オンライン診療は患者さんの情報を院外とやり取りすることになるため、セキュリティとプライバシー保護には特に配慮しなければなりません。クリニック開業コンサルタントは個人情報保護法や医療データのセキュリティ、プライバシーに関する法規制にも精通しており、その遵守に向けたガイダンスを提供し、適切なデータ管理についてアドバイスを行ないます。

マーケティング戦略の策定

マーケティングはクリニック開業コンサルタントの専門分野のひとつですが、それはオンライン診療でも同様です。
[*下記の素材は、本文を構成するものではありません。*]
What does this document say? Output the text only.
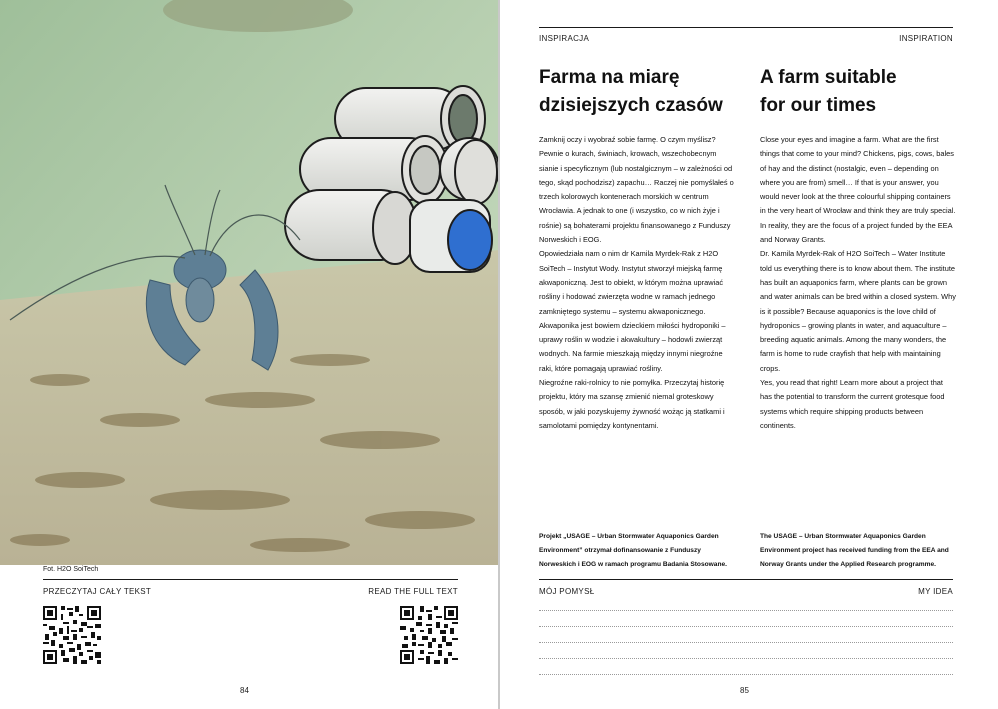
Fot. H2O SoiTech
PRZECZYTAJ CAŁY TEKST	READ THE FULL TEXT
84
INSPIRACJA	INSPIRATION
Farma na miarę
dzisiejszych czasów
A farm suitable
for our times

Zamknij oczy i wyobraź sobie farmę. O czym myślisz? Pewnie o kurach, świniach, krowach, wszechobecnym sianie i specyficznym (lub nostalgicznym – w zależności od tego, skąd pochodzisz) zapachu… Raczej nie pomyślałeś o trzech kolorowych kontenerach morskich w centrum Wrocławia. A jednak to one (i wszystko, co w nich żyje i rośnie) są bohaterami projektu finansowanego z Funduszy Norweskich i EOG.

Opowiedziała nam o nim dr Kamila Myrdek-Rak z H2O SoiTech – Instytut Wody. Instytut stworzył miejską farmę akwaponiczną. Jest to obiekt, w którym można uprawiać rośliny i hodować zwierzęta wodne w ramach jednego zamkniętego systemu – systemu akwaponicznego. Akwaponika jest bowiem dzieckiem miłości hydroponiki – uprawy roślin w wodzie i akwakultury – hodowli zwierząt wodnych. Na farmie mieszkają między innymi niegroźne raki, które pomagają uprawiać rośliny.

Niegroźne raki-rolnicy to nie pomyłka. Przeczytaj historię projektu, który ma szansę zmienić niemal groteskowy sposób, w jaki pozyskujemy żywność wożąc ją statkami i samolotami pomiędzy kontynentami.

Close your eyes and imagine a farm. What are the first things that come to your mind? Chickens, pigs, cows, bales of hay and the distinct (nostalgic, even – depending on where you are from) smell… If that is your answer, you would never look at the three colourful shipping containers in the very heart of Wrocław and think they are truly special. In reality, they are the focus of a project funded by the EEA and Norway Grants.

Dr. Kamila Myrdek-Rak of H2O SoiTech – Water Institute told us everything there is to know about them. The institute has built an aquaponics farm, where plants can be grown and water animals can be bred within a closed system. Why is it possible? Because aquaponics is the love child of hydroponics – growing plants in water, and aquaculture – breeding aquatic animals. Among the many wonders, the farm is home to rude crayfish that help with maintaining crops.

Yes, you read that right! Learn more about a project that has the potential to transform the current grotesque food systems which require shipping products between continents.

Projekt „USAGE – Urban Stormwater Aquaponics Garden Environment” otrzymał dofinansowanie z Funduszy Norweskich i EOG w ramach programu Badania Stosowane.
The USAGE – Urban Stormwater Aquaponics Garden Environment project has received funding from the EEA and Norway Grants under the Applied Research programme.
MÓJ POMYSŁ	MY IDEA
85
クリニックで実施しているオンライン診療を診療圏に普及させるため、マーケティング戦略の策定や効果的なデジタル広告についてアドバイスしてくれます。

業績評価と改善策の提案

クリニックの業績を月次ごとにモニタリングし、オンライン診療の収益が芳しくないようなら、それを拡大させるための改善策を提案します。

まとめ

想像を超えるスピードで医療DXが進んでいる現在、望むにしろ望まないにしろ、クリニック開業にあたってオンライン診療の導入は検討せざるを得ない状況です。

ただ、オンライン診療にはクリニック、患者さんともにさまざまなメリットがあります。この新しい技術を活かすことがクリニックの成功につながるのであれば、ぜひ前向きに考えてみるべきでしょう。